9 Jun 2011

Mini Me - The Dell 9" Home Server

So, you fancy a home server for bits and bobs of development, but don't want to buy another bulky computer, and especially not something expensive and server class. Aside from a need to house it in the garage due to fan noise, server units aren't renowned for their energy efficiency and that RAID array, although fault tolerant, will suck up more power than you realise. Unlike work it's you who pays the bills 'at home'.

How about something you could fit in a shoe box, something which will run completely silently, at an energy efficient 5w, comes with its own built-in screen and keyboard plus SSD hard disk and combined UPS (Battery), and all for just over £100? Am I deluded? Not at all, I run a Dell Mini 9 Netbook. Totally useless as a computer but absolutely brillant as a home server.

Bought from eBay for a mere £113 (inc delivery) my 'server' is spec'd with a 16GB SSD, 2GB of DDR memory and a surprisingly competent Intel Atom 1.6GHZ CPU. It runs Ubuntu Server 10.04LTS and I tell you, it flies. It'll boot to the CLI in 20 seconds and serves up websites around the internet quite happily. I'd initially just hosted the website on there for testing purposes but it's so reliable, easy (and fun) I've had it sat there for months now and honestly can't see any reason to move it

In Terabyte world 16GB of disk space doesn't sound like much, but I never bought it for storage, I've a 500GB Buffalo Linkstation Mini for that, and as it goes for hosting websites 16GB is actually a huge vat of space.
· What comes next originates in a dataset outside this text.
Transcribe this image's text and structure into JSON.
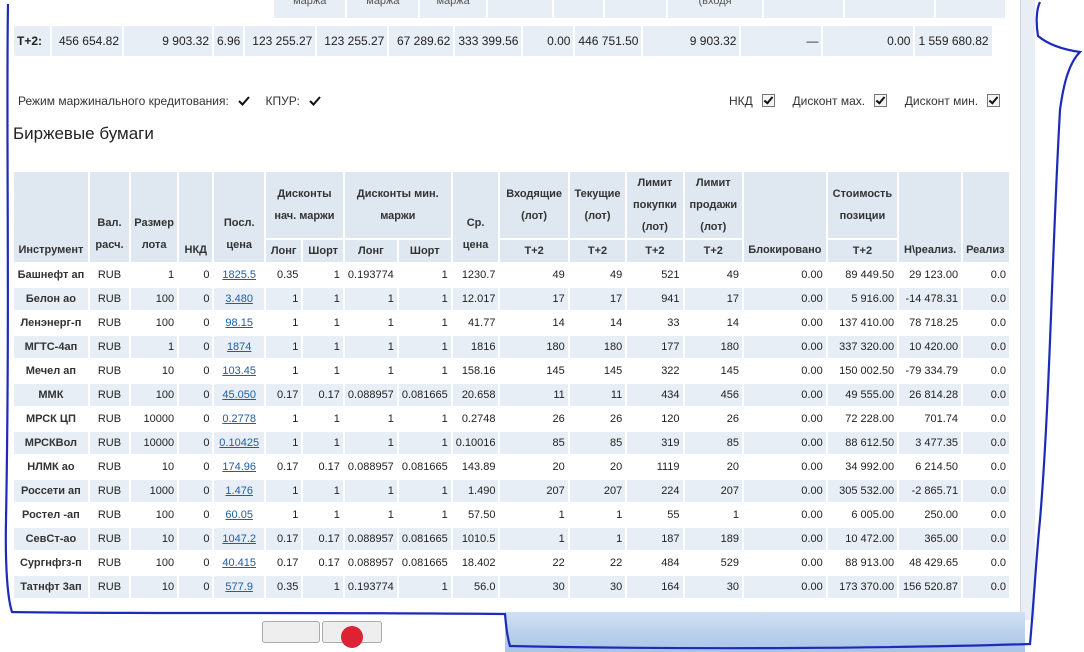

The Mini 9 only offers 100base ethernet but that's fine for serving up my small six page flat HTML site, I only have a 10MB cable connection anyway and any streaming round the home LAN comes from the NAS which delivers a Gig of bandwidth. I also offloaded the blog back to Blogger (which has really come on in recent years) so there's no real overhead at all and it loads up as snappily as any other website.

As a systems guy I obviously enjoy home hosting and if you too fancy a go this is such a great way of doing so. A few years ago I had another Mini 9 which I took to Berlin to use for LAMP development (yes, I have history with these things). The Wi-Fi in the apartment was somewhat flaky so I rigged it up through a little Netgear x4 Port Switch to an AirPort Express and configured it as a localised DNS Cache box, it worked superbly and sat there all summer.

Check out my home (Front Room) 'Server Room' - Dell Mini 9, Virgin Cable Modem, Buffalo Linkstation Mini NAS and Cisco Linksys E2000 Router. All housed (rather tastefully, I must say) in period style with accompanying storage (i.e a drawer) for spare Cat5 cables or W.H.Y.


For anyone who's interested the cabinet cost me £45 from the local second hand furniture salesroom in Saltaire, personally I think it's the best part of the whole setup. Note rear 'ventilation', I did feel a bit harsh removing its rear panel but I was very careful and it can always be replaced if the IT room ever needs to be de-commissioned (Although as you can see there's still plenty of room for expansion, heck I could fit another ten servers in there and it would still only be half full).

4 comments:

the ITGuy said...

Brilliant!!! It's surprising how much you can do with so little, once you have crearly defined exactly what you're trying to achieve!

RichBos said...

When I was travelling I had a "LAN in a Bag"....! Dell Mini 9, MacBook Air, x4 port Netgear Mini-Switch + a few Cat5's and an Airport Express. It was superb and there wasn't much I couldn't mock-up for development.

Joe said...

Nice looking server room! Are you able to get you mini 9 to boot automatically after power failure?

RichBos said...

Hi Joe, unfortunately not, that would be the icing on the cake, however to be fair I can't recall the last time we had a power failure at home, it's so rare it's probably not worth trying to find a solution (although it could be fun to think about).